Synchronize mongo databases on different servers

2020-06-16 06:03发布

问题:

I have next situation. I have two mongodb instances on different servers. For example

Mongodb instance on server "one" (host1:27017) with database: "test1"
Mongodb instance on server "two" (host2:27017) with database: "test2"

Now, i need to synchronize "test1" database from "host1:27017" with "test2" from "host2:27017".

By "synchronize" I mean next:

  1. If some collection from "test1" database doesn't exist in "test2" then this collection should be full copied in "test1" database.

  2. If some record from collection doesn't exist in "test2" database, then must be added otherwise updated. If record not exist in A collection in "test1" database, but exist in A collection in "test2" database, then record must be deleted from "test2".

By the way here is problem. For example: "test1" database has collection "A" with the following documents:

{
 _id: "1",
 name: "some name"
}

"test2" database has collection "A" with the following documents:

{
 _id: "1",
 name: "some name"
}

{
 _id: "2",
 name: "some name2"
}

If I perform db.copyDatabase('test1', 'test2', "host2:27017") I get error:

"errmsg" : "exception: E11000 duplicate key error index: test1.A.$id dup key: { : \"1\" }"

Same with cloneDatabase command. How I can resolve it ?

In general what are the ways to synchronize databases? I know what the simplest way is just copy files from one server to second, but maybe there are better ways.

Please help. I'm newcomer in mongo. Thanks.

回答1:

I haven't tried this, but the current MongoDB documents describe a replication set equivalent to master-slave replication:

Deploy Master-Slave Equivalent using Replica Sets

If you want a replication configuration that resembles master-slave replication, using replica sets, consider the following replica configuration document. In this deployment hosts and 1 provide replication that is roughly equivalent to a two-instance master-slave deployment:

{
   _id : 'setName',
   members : [
              { _id : 0, host : "<master>", priority : 1 },
              { _id : 1, host : "<slave>", priority : 0, votes : 0 }
  ]
}

See Replica Set Configuration for more information about replica set configurations.



回答2:

Use _id instead of id. There is no need to declare it in your model.

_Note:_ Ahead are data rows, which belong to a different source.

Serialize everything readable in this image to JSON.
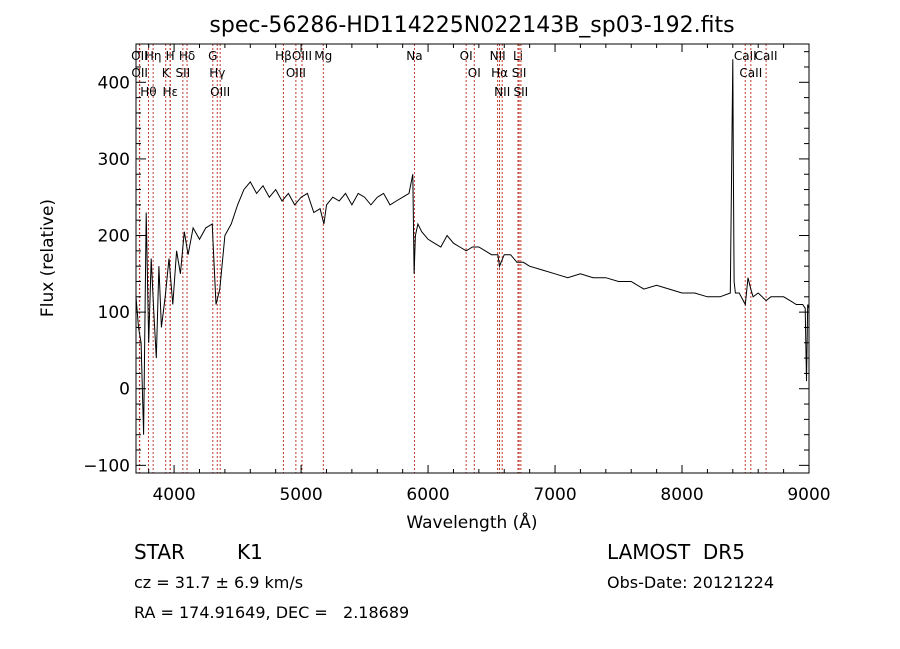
{
  "chart_data": {
    "type": "line",
    "title": "spec-56286-HD114225N022143B_sp03-192.fits",
    "xlabel": "Wavelength (Å)",
    "ylabel": "Flux (relative)",
    "xlim": [
      3700,
      9000
    ],
    "ylim": [
      -110,
      450
    ],
    "xticks": [
      4000,
      5000,
      6000,
      7000,
      8000,
      9000
    ],
    "yticks": [
      -100,
      0,
      100,
      200,
      300,
      400
    ],
    "grid": false,
    "series": [
      {
        "x": [
          3700,
          3720,
          3740,
          3760,
          3780,
          3800,
          3820,
          3840,
          3860,
          3880,
          3900,
          3930,
          3960,
          3990,
          4020,
          4050,
          4080,
          4110,
          4150,
          4200,
          4250,
          4300,
          4330,
          4360,
          4400,
          4450,
          4500,
          4550,
          4600,
          4650,
          4700,
          4750,
          4800,
          4850,
          4900,
          4950,
          5000,
          5050,
          5100,
          5150,
          5180,
          5200,
          5250,
          5300,
          5350,
          5400,
          5450,
          5500,
          5550,
          5600,
          5650,
          5700,
          5750,
          5800,
          5850,
          5880,
          5890,
          5900,
          5920,
          5950,
          6000,
          6050,
          6100,
          6150,
          6200,
          6250,
          6300,
          6350,
          6400,
          6450,
          6500,
          6550,
          6563,
          6600,
          6650,
          6700,
          6750,
          6800,
          6900,
          7000,
          7100,
          7200,
          7300,
          7400,
          7500,
          7600,
          7700,
          7800,
          7900,
          8000,
          8100,
          8200,
          8300,
          8380,
          8400,
          8405,
          8410,
          8420,
          8450,
          8498,
          8520,
          8542,
          8560,
          8600,
          8662,
          8700,
          8750,
          8800,
          8850,
          8900,
          8950,
          8970,
          8980,
          8990,
          9000
        ],
        "y": [
          120,
          80,
          60,
          -60,
          230,
          60,
          170,
          100,
          40,
          160,
          80,
          120,
          170,
          110,
          180,
          150,
          205,
          175,
          210,
          195,
          210,
          215,
          110,
          130,
          200,
          215,
          240,
          260,
          270,
          255,
          265,
          250,
          260,
          245,
          255,
          240,
          250,
          255,
          230,
          235,
          215,
          240,
          250,
          245,
          255,
          240,
          255,
          250,
          240,
          250,
          255,
          240,
          245,
          250,
          255,
          280,
          150,
          200,
          215,
          205,
          195,
          190,
          185,
          200,
          190,
          185,
          180,
          185,
          185,
          180,
          175,
          175,
          160,
          175,
          175,
          165,
          165,
          160,
          155,
          150,
          145,
          150,
          145,
          145,
          140,
          140,
          130,
          135,
          130,
          125,
          125,
          120,
          120,
          125,
          430,
          280,
          140,
          125,
          125,
          110,
          145,
          130,
          120,
          125,
          115,
          120,
          120,
          120,
          115,
          110,
          110,
          105,
          10,
          110,
          105
        ]
      }
    ],
    "lines": [
      {
        "label": "Hθ",
        "x": 3798
      },
      {
        "label": "OII",
        "x": 3727
      },
      {
        "label": "OII",
        "x": 3729
      },
      {
        "label": "Hη",
        "x": 3835
      },
      {
        "label": "K",
        "x": 3934
      },
      {
        "label": "H",
        "x": 3969
      },
      {
        "label": "Hε",
        "x": 3970
      },
      {
        "label": "Hδ",
        "x": 4102
      },
      {
        "label": "SII",
        "x": 4069
      },
      {
        "label": "OIII",
        "x": 4363
      },
      {
        "label": "Hγ",
        "x": 4340
      },
      {
        "label": "G",
        "x": 4305
      },
      {
        "label": "Hβ",
        "x": 4861
      },
      {
        "label": "OIII",
        "x": 4959
      },
      {
        "label": "OIII",
        "x": 5007
      },
      {
        "label": "Mg",
        "x": 5175
      },
      {
        "label": "Na",
        "x": 5893
      },
      {
        "label": "OI",
        "x": 6300
      },
      {
        "label": "OI",
        "x": 6364
      },
      {
        "label": "Hα",
        "x": 6563
      },
      {
        "label": "NII",
        "x": 6548
      },
      {
        "label": "NII",
        "x": 6584
      },
      {
        "label": "SII",
        "x": 6717
      },
      {
        "label": "Li",
        "x": 6708
      },
      {
        "label": "SII",
        "x": 6731
      },
      {
        "label": "CaII",
        "x": 8498
      },
      {
        "label": "CaII",
        "x": 8542
      },
      {
        "label": "CaII",
        "x": 8662
      }
    ]
  },
  "info": {
    "class_label": "STAR",
    "subclass_label": "K1",
    "cz_line": "cz = 31.7 ± 6.9 km/s",
    "radec_line": "RA = 174.91649, DEC =   2.18689",
    "survey_label": "LAMOST  DR5",
    "obs_date_line": "Obs-Date: 20121224"
  }
}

if you have plenty of servers

I use on each server a small prehook which creates a controlled unique _id. The mongoose _id is built very logical (https://docs.mongodb.com/manual/reference/method/ObjectId/#ObjectIDs-BSONObjectIDSpecification), the digits 0,6 are the machine identifier. I just control these digits because I have multiple servers and I want to assure there is no collusion. If you have just a few, it is probably no risk to not do this. And even in my case I think it is too paranoid.

exports.useProcessId = ()->
  return process.env.INSTANCE_PROCESS_ID? && process.env.INSTANCE_PROCESS_ID.length == 4

exports.manipulateMongooseId = (id) ->
  id = id.toString()
  newId = new ObjectId(id.slice(0,6) + process.env.INSTANCE_PROCESS_ID + id.slice(10,24))
  return newId

schema

mymOdelSchema.pre('save', (next) ->
  data = @
  async.parallel
    myModel: (next)->
      myModelValidator.base(data, next)
    changeMongooseId: (next)->
      if useProcessId && instanceType == 'manager' then processIdConfig.changeMongooseId(data, next) else return next()
    (err)->
      return

 next new Error(err) if err?
      return next()
)